To create an InputImage object from a Bitmap object, make the following declaration:

Kotlin

val image = InputImage.fromBitmap(bitmap, 0)

Java

InputImage image = InputImage.fromBitmap(bitmap, rotationDegree);

The image is represented by a Bitmap object together with rotation degrees.

3. Run the image labeler

To label objects in an image, pass the image object to the ImageLabeler's process() method.

Kotlin

labeler.process(image)
        .addOnSuccessListener { labels ->
            // Task completed successfully
            // ...
        }
        .addOnFailureListener { e ->
            // Task failed with an exception
            // ...
        }

Java

labeler.process(image)
        .addOnSuccessListener(new OnSuccessListener<List<ImageLabel>>() {
            @Override
            public void onSuccess(List<ImageLabel> labels) {
                // Task completed successfully
                // ...
            }
        })
        .addOnFailureListener(new OnFailureListener() {
            @Override
            public void onFailure(@NonNull Exception e) {
                // Task failed with an exception
                // ...
            }
        });

4. Get information about labeled objects

If the image labeling operation succeeds, a list of ImageLabel objects is passed to the success listener.
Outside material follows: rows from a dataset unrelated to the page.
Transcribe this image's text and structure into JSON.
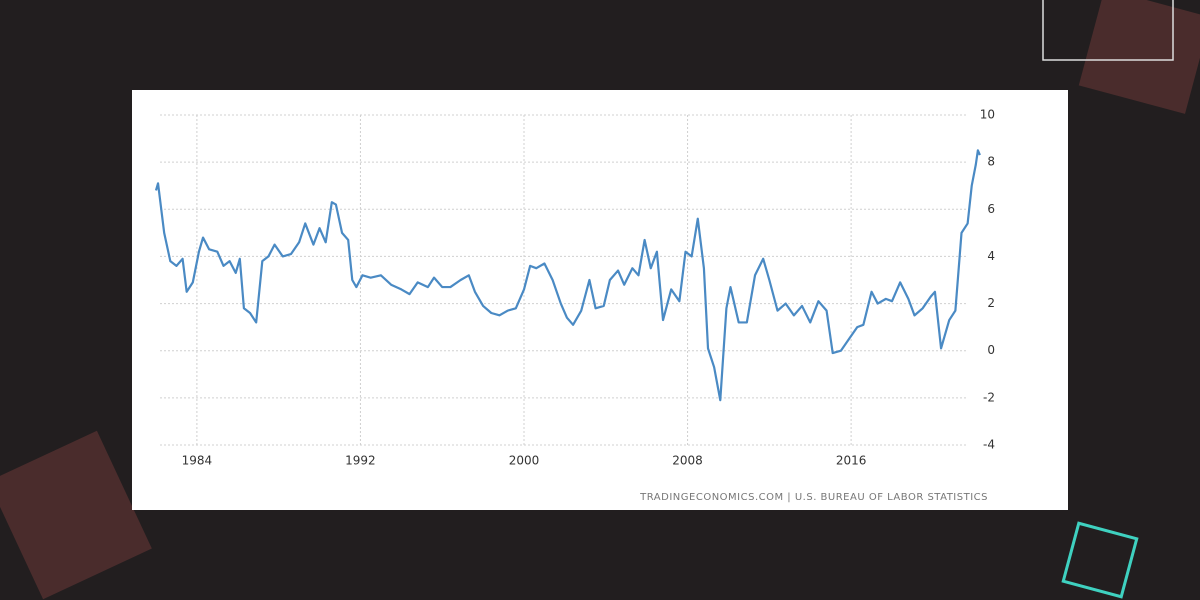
{
  "chart_data": {
    "type": "line",
    "source": "TRADINGECONOMICS.COM | U.S. BUREAU OF LABOR STATISTICS",
    "xlim": [
      1982,
      2022.5
    ],
    "xticks": [
      1984,
      1992,
      2000,
      2008,
      2016
    ],
    "ylim": [
      -4,
      10
    ],
    "yticks": [
      -4,
      -2,
      0,
      2,
      4,
      6,
      8,
      10
    ],
    "grid": true,
    "x": [
      1982.0,
      1982.1,
      1982.4,
      1982.7,
      1983.0,
      1983.3,
      1983.5,
      1983.8,
      1984.1,
      1984.3,
      1984.6,
      1985.0,
      1985.3,
      1985.6,
      1985.9,
      1986.1,
      1986.3,
      1986.6,
      1986.9,
      1987.2,
      1987.5,
      1987.8,
      1988.2,
      1988.6,
      1989.0,
      1989.3,
      1989.7,
      1990.0,
      1990.3,
      1990.6,
      1990.8,
      1991.1,
      1991.4,
      1991.6,
      1991.8,
      1992.1,
      1992.5,
      1993.0,
      1993.5,
      1994.0,
      1994.4,
      1994.8,
      1995.3,
      1995.6,
      1996.0,
      1996.4,
      1996.9,
      1997.3,
      1997.6,
      1998.0,
      1998.4,
      1998.8,
      1999.2,
      1999.6,
      2000.0,
      2000.3,
      2000.6,
      2001.0,
      2001.4,
      2001.8,
      2002.1,
      2002.4,
      2002.8,
      2003.2,
      2003.5,
      2003.9,
      2004.2,
      2004.6,
      2004.9,
      2005.3,
      2005.6,
      2005.9,
      2006.2,
      2006.5,
      2006.8,
      2007.2,
      2007.6,
      2007.9,
      2008.2,
      2008.5,
      2008.8,
      2009.0,
      2009.3,
      2009.6,
      2009.9,
      2010.1,
      2010.5,
      2010.9,
      2011.3,
      2011.7,
      2012.0,
      2012.4,
      2012.8,
      2013.2,
      2013.6,
      2014.0,
      2014.4,
      2014.8,
      2015.1,
      2015.5,
      2015.9,
      2016.3,
      2016.6,
      2017.0,
      2017.3,
      2017.7,
      2018.0,
      2018.4,
      2018.8,
      2019.1,
      2019.5,
      2019.9,
      2020.1,
      2020.4,
      2020.8,
      2021.1,
      2021.4,
      2021.7,
      2021.9,
      2022.1,
      2022.2,
      2022.3
    ],
    "series": [
      {
        "color": "#4a8ac4",
        "values": [
          6.8,
          7.1,
          5.0,
          3.8,
          3.6,
          3.9,
          2.5,
          2.9,
          4.2,
          4.8,
          4.3,
          4.2,
          3.6,
          3.8,
          3.3,
          3.9,
          1.8,
          1.6,
          1.2,
          3.8,
          4.0,
          4.5,
          4.0,
          4.1,
          4.6,
          5.4,
          4.5,
          5.2,
          4.6,
          6.3,
          6.2,
          5.0,
          4.7,
          3.0,
          2.7,
          3.2,
          3.1,
          3.2,
          2.8,
          2.6,
          2.4,
          2.9,
          2.7,
          3.1,
          2.7,
          2.7,
          3.0,
          3.2,
          2.5,
          1.9,
          1.6,
          1.5,
          1.7,
          1.8,
          2.6,
          3.6,
          3.5,
          3.7,
          3.0,
          2.0,
          1.4,
          1.1,
          1.7,
          3.0,
          1.8,
          1.9,
          3.0,
          3.4,
          2.8,
          3.5,
          3.2,
          4.7,
          3.5,
          4.2,
          1.3,
          2.6,
          2.1,
          4.2,
          4.0,
          5.6,
          3.5,
          0.1,
          -0.7,
          -2.1,
          1.8,
          2.7,
          1.2,
          1.2,
          3.2,
          3.9,
          3.0,
          1.7,
          2.0,
          1.5,
          1.9,
          1.2,
          2.1,
          1.7,
          -0.1,
          0.0,
          0.5,
          1.0,
          1.1,
          2.5,
          2.0,
          2.2,
          2.1,
          2.9,
          2.2,
          1.5,
          1.8,
          2.3,
          2.5,
          0.1,
          1.3,
          1.7,
          5.0,
          5.4,
          7.0,
          7.9,
          8.5,
          8.3
        ]
      }
    ]
  }
}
Each ImageLabel object represents something that was labeled in the image. You can get each label's text description, the confidence score of the match and the index of the match. For example:

Kotlin

for (label in labels) {
    val text = label.text
    val confidence = label.confidence
    val index = label.index
}

Java

for (ImageLabel label : labels) {
    String text = label.getText();
    float confidence = label.getConfidence();
    int index = label.getIndex();
}

Tips to improve real-time performance

If you want to label images in a real-time application, follow these guidelines to achieve the best framerates:

  • If you use the Camera or camera2 API, throttle calls to the image labeler. If a new video frame becomes available while the image labeler is running, drop the frame. See the VisionProcessorBase class in the quickstart sample app for an example.
  • If you use the CameraX API, be sure that backpressure strategy is set to its default value ImageAnalysis.STRATEGY_KEEP_ONLY_LATEST. This guarantees only one image will be delivered for analysis at a time. If more images are produced when the analyzer is busy, they will be dropped automatically and not queued for delivery. Once the image being analyzed is closed by calling ImageProxy.close(), the next latest image will be delivered.
  • If you use the output of the image labeler to overlay graphics on the input image, first get the result from ML Kit, then render the image and overlay in a single step. This renders to the display surface only once for each input frame. See the CameraSourcePreview and GraphicOverlay classes in the quickstart sample app for an example.
  • If you use the Camera2 API, capture images in ImageFormat.YUV_420_888 format. If you use the older Camera API, capture images in ImageFormat.NV21 format.